Mais derrière ces mots ronflants, qui sonnent comme des titres de magazines d’actualités économiques, un concept fait son retour : la justice sociale. Qu’est-ce que la justice sociale ? Vaste sujet…

On peut commencer par dire ce qu’elle n’est pas. Les auteurs de cette proposition de résolution ont ainsi pris soin de la distinguer de la haine des riches. Dans le climat social qui est le nôtre, c’est une précision heureuse, à tout le moins bienvenue. Néanmoins, précision ne vaut pas définition, car ce concept est souvent brandi en étendard, mais rarement défini au niveau des principes. Or c’est là tout l’enjeu.
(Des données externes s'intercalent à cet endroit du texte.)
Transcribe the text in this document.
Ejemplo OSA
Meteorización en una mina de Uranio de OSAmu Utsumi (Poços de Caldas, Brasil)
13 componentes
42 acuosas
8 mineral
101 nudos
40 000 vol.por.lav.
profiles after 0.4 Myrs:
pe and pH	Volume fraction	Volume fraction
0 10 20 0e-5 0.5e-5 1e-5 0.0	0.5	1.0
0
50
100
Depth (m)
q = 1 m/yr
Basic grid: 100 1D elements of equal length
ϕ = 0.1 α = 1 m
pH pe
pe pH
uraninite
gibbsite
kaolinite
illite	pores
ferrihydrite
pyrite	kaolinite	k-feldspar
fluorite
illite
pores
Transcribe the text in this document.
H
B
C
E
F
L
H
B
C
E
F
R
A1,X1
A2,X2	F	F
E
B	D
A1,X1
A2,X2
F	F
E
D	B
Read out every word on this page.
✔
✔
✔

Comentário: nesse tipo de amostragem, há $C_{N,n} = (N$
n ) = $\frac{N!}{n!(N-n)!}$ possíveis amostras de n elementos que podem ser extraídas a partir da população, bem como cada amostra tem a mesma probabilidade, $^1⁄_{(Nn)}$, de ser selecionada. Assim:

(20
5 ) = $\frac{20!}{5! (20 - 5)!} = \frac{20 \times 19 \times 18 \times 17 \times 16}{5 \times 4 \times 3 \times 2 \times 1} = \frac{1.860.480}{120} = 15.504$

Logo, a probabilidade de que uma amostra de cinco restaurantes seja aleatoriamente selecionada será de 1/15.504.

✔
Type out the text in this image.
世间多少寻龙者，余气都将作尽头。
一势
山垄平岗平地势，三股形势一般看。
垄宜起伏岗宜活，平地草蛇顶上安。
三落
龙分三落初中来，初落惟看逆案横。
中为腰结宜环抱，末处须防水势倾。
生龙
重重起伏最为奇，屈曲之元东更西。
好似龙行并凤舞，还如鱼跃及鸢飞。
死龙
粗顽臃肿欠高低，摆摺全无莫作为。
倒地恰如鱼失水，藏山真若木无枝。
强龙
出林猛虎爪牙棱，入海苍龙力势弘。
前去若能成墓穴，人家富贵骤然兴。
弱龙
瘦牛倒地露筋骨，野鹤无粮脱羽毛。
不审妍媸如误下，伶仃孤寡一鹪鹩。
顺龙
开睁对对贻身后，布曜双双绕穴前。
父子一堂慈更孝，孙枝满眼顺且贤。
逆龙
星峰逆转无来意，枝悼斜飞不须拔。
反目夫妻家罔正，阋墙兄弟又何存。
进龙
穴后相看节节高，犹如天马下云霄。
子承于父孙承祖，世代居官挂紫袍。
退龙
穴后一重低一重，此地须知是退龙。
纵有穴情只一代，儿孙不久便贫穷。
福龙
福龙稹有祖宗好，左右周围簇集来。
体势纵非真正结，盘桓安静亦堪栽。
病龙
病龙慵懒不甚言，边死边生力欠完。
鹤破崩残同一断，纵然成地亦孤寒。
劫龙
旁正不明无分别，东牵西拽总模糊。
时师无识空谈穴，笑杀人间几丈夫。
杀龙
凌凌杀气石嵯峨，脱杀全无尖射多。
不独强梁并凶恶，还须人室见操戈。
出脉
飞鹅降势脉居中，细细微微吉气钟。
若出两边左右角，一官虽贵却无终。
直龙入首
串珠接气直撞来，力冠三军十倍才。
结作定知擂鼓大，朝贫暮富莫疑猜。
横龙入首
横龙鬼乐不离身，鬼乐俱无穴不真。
La justice sociale ou fiscale ne saurait simplement signifier toujours plus d’impôt pour les riches, et même, parfois, pour les moins riches, comme s’il s’agissait d’une loi analogue à la loi de la gravitation universelle. Les auteurs de cette proposition de résolution en réfèrent à l’esprit de la Déclaration des droits de l’homme et du citoyen de 1789. Permettez-moi d’en citer la lettre : son article XIII dispose que « Pour l’entretien de la force publique, et pour les dépenses d’administration, une contribution commune est indispensable : elle doit être également répartie entre tous les citoyens, en raison de leurs facultés. »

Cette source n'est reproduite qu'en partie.